Twitter still has a significantly bigger user base than other applications and services, even though some of them, like Cohost, are becoming more popular once more.

In 2022, Twitter had more than 200 million daily active users.

Cohost claims to have 130,000 users even though it only has little more than 20,000 active users.

According to Sarah, T2 now has a five-digit waitlist, and she expects that number to increase.

Mastodon, Twitter’s main rival, surpassed 2.5 million subscribers in November 2022.

However, the number has fallen to around 1.4 million, indicating that the site could share the same fate as earlier service providers.

Tom Forte, a senior research analyst at D.A. Davidson addressed the movement and said:

“The incumbent has the advantage of scale, and even in a situation where you have kind of a polarizing figure like Musk take over Twitter, people are realizing that the new platforms are not nearly as effective from a one-to-many, getting your message out there.”

“Despite the fact that there may be disgruntled consumers, they’re still tweeting.”

Twitter users

After the takeover in November, Elon Musk boasted about the social media company’s growing user base.

Many people phoned to abandon the website and voiced doubts.

Furthermore, since Musk took the company private after the acquisition to avoid having to reveal user counts in quarterly financial reports, it was difficult to confirm the claims.

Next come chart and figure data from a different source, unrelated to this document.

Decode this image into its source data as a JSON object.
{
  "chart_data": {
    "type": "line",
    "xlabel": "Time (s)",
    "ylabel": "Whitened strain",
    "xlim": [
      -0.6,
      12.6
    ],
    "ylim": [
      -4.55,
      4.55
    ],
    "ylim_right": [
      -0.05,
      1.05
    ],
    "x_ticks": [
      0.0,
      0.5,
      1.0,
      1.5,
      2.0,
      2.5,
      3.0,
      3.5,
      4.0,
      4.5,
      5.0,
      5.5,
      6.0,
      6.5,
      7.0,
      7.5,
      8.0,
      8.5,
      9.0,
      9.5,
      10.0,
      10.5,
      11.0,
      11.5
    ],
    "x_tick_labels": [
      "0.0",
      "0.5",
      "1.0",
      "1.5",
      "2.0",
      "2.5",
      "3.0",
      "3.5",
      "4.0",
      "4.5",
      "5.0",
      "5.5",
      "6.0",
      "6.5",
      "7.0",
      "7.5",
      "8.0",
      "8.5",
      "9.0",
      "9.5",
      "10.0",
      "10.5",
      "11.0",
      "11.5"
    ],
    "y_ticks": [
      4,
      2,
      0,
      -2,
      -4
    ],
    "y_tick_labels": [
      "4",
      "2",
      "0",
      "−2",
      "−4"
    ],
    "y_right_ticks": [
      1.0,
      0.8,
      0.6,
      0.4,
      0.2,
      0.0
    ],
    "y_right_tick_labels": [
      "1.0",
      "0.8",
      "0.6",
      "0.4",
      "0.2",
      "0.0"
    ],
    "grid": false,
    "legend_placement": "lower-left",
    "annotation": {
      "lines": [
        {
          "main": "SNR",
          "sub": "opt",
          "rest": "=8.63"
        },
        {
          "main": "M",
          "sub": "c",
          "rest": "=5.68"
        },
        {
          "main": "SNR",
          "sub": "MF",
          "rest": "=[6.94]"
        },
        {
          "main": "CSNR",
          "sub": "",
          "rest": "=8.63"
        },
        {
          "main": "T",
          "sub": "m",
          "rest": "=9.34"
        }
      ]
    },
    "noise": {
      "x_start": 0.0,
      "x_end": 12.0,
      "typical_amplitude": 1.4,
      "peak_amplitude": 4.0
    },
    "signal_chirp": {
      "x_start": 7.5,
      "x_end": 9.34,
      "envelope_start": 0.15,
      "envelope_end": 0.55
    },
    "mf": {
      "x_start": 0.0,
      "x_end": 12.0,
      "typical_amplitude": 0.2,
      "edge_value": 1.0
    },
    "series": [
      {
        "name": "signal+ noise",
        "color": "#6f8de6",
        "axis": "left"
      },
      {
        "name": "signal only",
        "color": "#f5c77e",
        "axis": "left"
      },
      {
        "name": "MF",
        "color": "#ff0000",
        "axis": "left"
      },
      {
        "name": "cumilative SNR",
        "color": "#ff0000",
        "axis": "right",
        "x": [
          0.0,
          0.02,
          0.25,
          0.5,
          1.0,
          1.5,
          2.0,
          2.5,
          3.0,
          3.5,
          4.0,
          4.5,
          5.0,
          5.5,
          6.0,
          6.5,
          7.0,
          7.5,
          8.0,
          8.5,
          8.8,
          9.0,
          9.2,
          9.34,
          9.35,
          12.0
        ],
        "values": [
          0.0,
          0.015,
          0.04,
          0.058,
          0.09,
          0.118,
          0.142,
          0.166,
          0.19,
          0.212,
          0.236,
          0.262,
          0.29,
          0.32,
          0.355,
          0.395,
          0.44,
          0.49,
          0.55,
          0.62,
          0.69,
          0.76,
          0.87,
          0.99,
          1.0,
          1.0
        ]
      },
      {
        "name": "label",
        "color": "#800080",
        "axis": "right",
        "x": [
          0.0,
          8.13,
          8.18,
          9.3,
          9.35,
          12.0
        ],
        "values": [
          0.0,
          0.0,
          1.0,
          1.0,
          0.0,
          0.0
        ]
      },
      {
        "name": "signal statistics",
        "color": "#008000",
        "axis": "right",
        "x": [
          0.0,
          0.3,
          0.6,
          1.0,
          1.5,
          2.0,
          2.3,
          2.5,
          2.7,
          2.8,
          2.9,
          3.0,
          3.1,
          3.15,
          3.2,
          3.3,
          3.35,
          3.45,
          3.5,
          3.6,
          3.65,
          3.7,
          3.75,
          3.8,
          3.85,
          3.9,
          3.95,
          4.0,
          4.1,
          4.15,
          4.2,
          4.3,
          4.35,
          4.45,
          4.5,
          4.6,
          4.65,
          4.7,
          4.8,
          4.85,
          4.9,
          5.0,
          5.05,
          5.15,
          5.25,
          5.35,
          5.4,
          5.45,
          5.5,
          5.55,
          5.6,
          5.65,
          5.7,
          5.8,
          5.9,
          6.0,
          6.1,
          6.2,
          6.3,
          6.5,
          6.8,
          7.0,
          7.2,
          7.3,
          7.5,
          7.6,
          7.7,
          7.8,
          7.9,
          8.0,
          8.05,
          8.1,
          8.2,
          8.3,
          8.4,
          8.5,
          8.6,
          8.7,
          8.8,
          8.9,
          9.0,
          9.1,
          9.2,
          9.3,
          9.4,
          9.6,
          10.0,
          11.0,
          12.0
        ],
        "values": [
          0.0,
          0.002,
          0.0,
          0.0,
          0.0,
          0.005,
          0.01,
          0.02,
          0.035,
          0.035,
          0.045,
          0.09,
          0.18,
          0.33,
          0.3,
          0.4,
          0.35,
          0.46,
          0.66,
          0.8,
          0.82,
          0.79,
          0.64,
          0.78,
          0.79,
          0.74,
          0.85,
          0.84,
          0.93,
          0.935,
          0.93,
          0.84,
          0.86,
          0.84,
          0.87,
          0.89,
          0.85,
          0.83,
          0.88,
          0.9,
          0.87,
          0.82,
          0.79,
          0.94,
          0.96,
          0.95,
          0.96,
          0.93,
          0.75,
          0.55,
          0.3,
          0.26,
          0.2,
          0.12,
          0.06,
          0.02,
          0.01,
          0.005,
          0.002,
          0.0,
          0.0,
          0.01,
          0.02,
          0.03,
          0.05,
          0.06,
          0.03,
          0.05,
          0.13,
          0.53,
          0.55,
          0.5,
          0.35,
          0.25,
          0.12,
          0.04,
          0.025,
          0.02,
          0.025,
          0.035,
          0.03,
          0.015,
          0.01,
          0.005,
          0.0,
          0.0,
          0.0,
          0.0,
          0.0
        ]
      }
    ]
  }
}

“If people leave, where do they go? By all accounts, there is no platform right now that is able to take on the junction of Twitter, and nothing is really prepared for it,” said Karen North, a USC Annenberg School for Communication and Journalism clinical professor.

“No platform has the global user base, representing people from all walks of life the way that Twitter does.”

Withering urgency

Since Elon Musk completed the purchase, there has allegedly been less of the early commotion and media attention around the new CEO.

Even if there is undoubtedly some dissent, the bulk of people no longer feel the same urgency as they did in October.

Eugen Rochko, the man behind Mastodon, isn’t very worried, however.

“A platform cannot continue to go viral perpetually,” said Rochko.

“The cycle of media news and attention on social media just simply goes away after a while, but behind it leaves organic growth which is what we had before November, and which we still have now.”